Yemen, which has an active al-Qaeda presence, has vowed to 'do its best' to investigate the parcel-bomb plot [Reuters]
Security officials across three continents are on high alert after the UK and the United Arab Emirates intercepted two packages containing explosive material that were being shipped by air from Yemen to targets in the US.
The packages were discovered on Friday at East Midlands Airport, in Nottingham, north of London, and at a courier facility in Dubai, a major Gulf business hub. Both contained computer-printer equipment packed with powder and attached to wires.
Yemeni authorities seized and were examining up to 26 suspect parcels on Saturday. And in the UK, Theresa May, the home secretary, announced a ban on all unaccompanied cargo coming from Yemen into the country. The failed plot has already prompted scrutiny of airport security in the country.
Al Jazeera's Monica Villamizar, reporting from Washington, DC, said that US authorities now consider Yemen and al-Qaeda in the Arabian Peninsula (AQAP) to be "more of a threat to the US and its interests now than even Afghanistan and Pakistan".
She also said that US investigators will now look at previously shipped packages from Yemen to determine if they were used as a "dry run" by al-Qaeda.
In Yemen, authorities have launched their own investigation. Al Jazeera's Hashem Ahelbarra, reporting from Aden, said that local security forces are racing to find those responsible for the plot, and that US authorities consider Anwar al-Awlaki, a US-born Muslim religious leader, as the most dangerous al-Qaeda figure in Yemen.
Al-Awlaki has been on the CIA's capture-or-kill list since April.
John Brennan, the US homeland security adviser, spoke to Ali Abdullah Saleh, the Yemeni president, on the phone and provided details about the intercepted packages, our correspondent said.
He also quoted Saleh as saying that Yemen would "do its best" to track down the source. The Arabian peninsula nation has been battling Houthi Shia fighters in the north, a secessionist movement in the south and a growing al-Qaeda presence.
|Dubai Police supplied pictures of an ink cartridge of a printer wired and stuffed with explosives [Reuters]

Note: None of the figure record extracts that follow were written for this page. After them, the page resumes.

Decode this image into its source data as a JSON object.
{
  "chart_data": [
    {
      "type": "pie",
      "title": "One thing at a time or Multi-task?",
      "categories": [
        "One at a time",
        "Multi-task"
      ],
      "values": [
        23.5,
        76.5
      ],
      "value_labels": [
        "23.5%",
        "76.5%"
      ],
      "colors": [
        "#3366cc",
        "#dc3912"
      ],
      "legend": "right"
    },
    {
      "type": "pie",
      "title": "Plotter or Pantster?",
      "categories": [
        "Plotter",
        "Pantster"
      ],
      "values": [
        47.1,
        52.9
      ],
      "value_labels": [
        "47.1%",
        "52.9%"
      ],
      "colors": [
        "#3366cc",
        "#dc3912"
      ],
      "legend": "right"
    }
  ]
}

For their part, police in Dubai said the package they found bore the hallmarks of al-Qaeda. They also said that the ink cartridge found at the sorting facility was packed with pentaerythritol tetranitrate, or PETN, confirming what Jane Harman, a Democratic congresswoman from California who was briefed on the incident, had told the New York Times newspaper earlier.

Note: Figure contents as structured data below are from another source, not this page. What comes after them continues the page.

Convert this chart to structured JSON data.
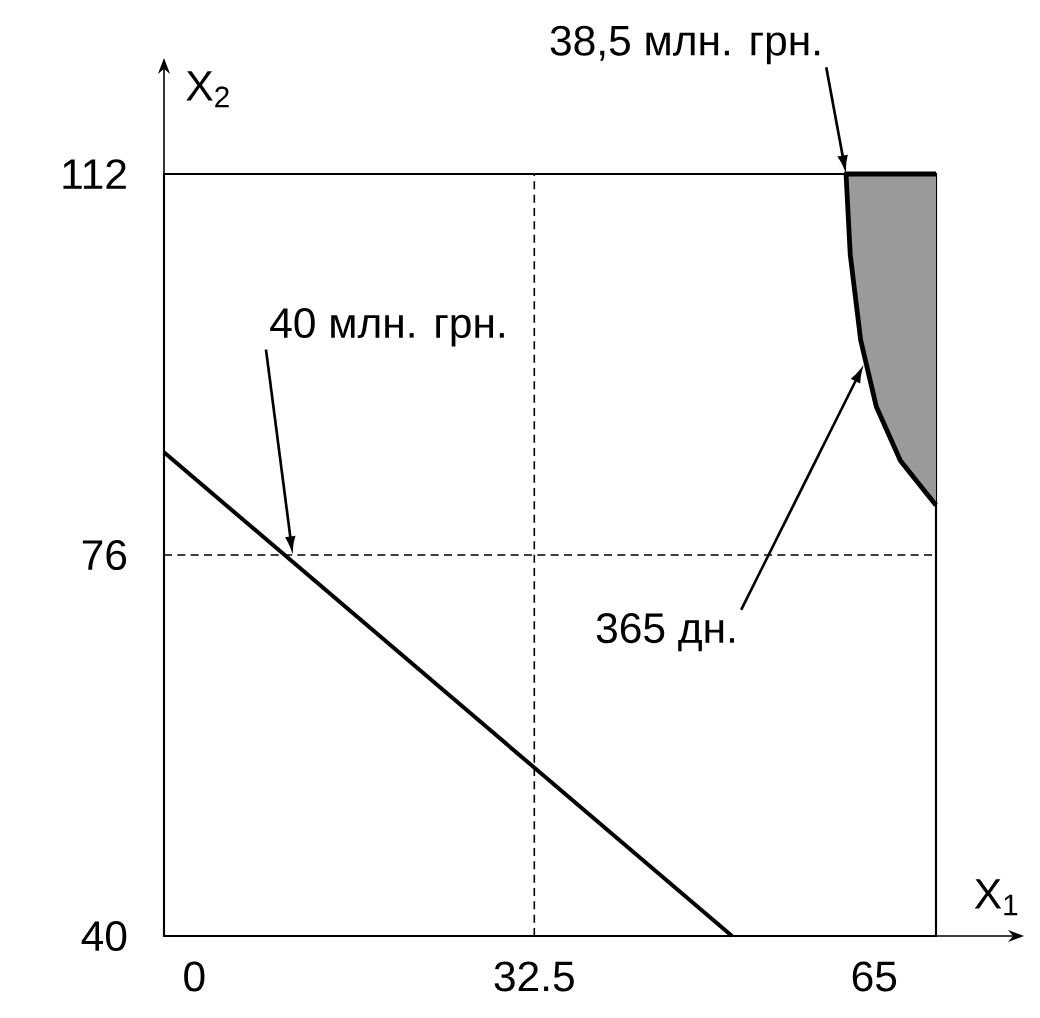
{
  "chart_data": {
    "type": "line",
    "xlabel": "X$_{1}$",
    "ylabel": "X$_{2}$",
    "xlim": [
      -2.9,
      70.9
    ],
    "ylim": [
      40,
      112
    ],
    "xticks": [
      0,
      32.5,
      65
    ],
    "yticks": [
      40,
      76,
      112
    ],
    "series": [
      {
        "color": "#000000",
        "x": [
          -2.9,
          51.4
        ],
        "values": [
          85.7,
          40
        ]
      },
      {
        "type": "area",
        "color": "#9a9a9a",
        "x": [
          70.9,
          62.3,
          62.7,
          63.7,
          65.2,
          67.5,
          70.9
        ],
        "values": [
          112,
          112,
          104.4,
          96.3,
          90.0,
          84.9,
          80.7
        ]
      }
    ],
    "ref_lines": [
      {
        "axis": "x",
        "value": 32.5,
        "line_style": "dashed",
        "color": "#000000"
      },
      {
        "axis": "y",
        "value": 76,
        "line_style": "dashed",
        "color": "#000000"
      }
    ],
    "annotations": [
      {
        "text": "38,5 млн. грн.",
        "x": 62.3,
        "y": 112
      },
      {
        "text": "40 млн. грн.",
        "x": 9.4,
        "y": 76
      },
      {
        "text": "365 дн.",
        "x": 64,
        "y": 94
      }
    ],
    "grid": false
  }
}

PETN is the same substance that was packed into the underwear of Umar Farouk Abdulmutallab, the Nigerian man who attempted to ignite a bomb on board an airliner over the US on December 25 last year.
The police said the explosive materials were wired to a mobile phone SIM card hidden inside the printer.
The package found in the UK was on board a UPS cargo aircraft, while the other, in Dubai, was found in a FedEx sorting facility.
Al Jazeera's Dan Nolan, reporting from Dubai, said that authorities were pleased that the package had been found before it was put on a flight, but also concerned given the volume of air traffic that passes through the emirate.
Multiple flights come into Dubai from Yemen every day, and the Dubai-owned carrier, Emirates, operates five flights a day directly to the US, he said.
Both UPS and FedEx said they had halted all packages being sent from Yemen to the US while the incident is investigated.
In September, a large fire broke out in the cargo hold of a UPS cargo jet shortly after it took off from the Dubai airport. The plane crashed, killing both crew members. Our correspondent said that investigators will probably now check to see if any cargo from Yemen was on board.
Bob Ayers, an independent security analyst, told Al Jazeera that cargo is subject to less stringent security screening than passenger luggage.
The screening of cargo has been a point of debate in the US; in 2007, congress directed the Transportation Security Administration to screen all cargo carried on passenger flights beginning this year, according to US media.
"Cargo is in big pallets, it's wrapped, its prepared for shipment," Ayers said. "You can't X-ray the large pallet in many cases. You don't tear it apart because its already been pre-packaged, so cargo has always been less rigorously inspected than baggage going into a passenger aircraft."
Friday's discoveries came after a tip from Saudi Arabia, the White House said, triggering a major security alert on three continents.
As officials moved to check other cargo bound for the US from Yemen, President Barack Obama pointed the finger at AQAP.
Canadian and US fighter jets were scrambled to escort an Emirates flight to New York City, and a UPS lorry carrying two items from Yemen was stopped and searched in New York as well.
Two UPS aircraft parked at airports in Philadelphia and Newark, New Jersey, were moved away from terminals and searched.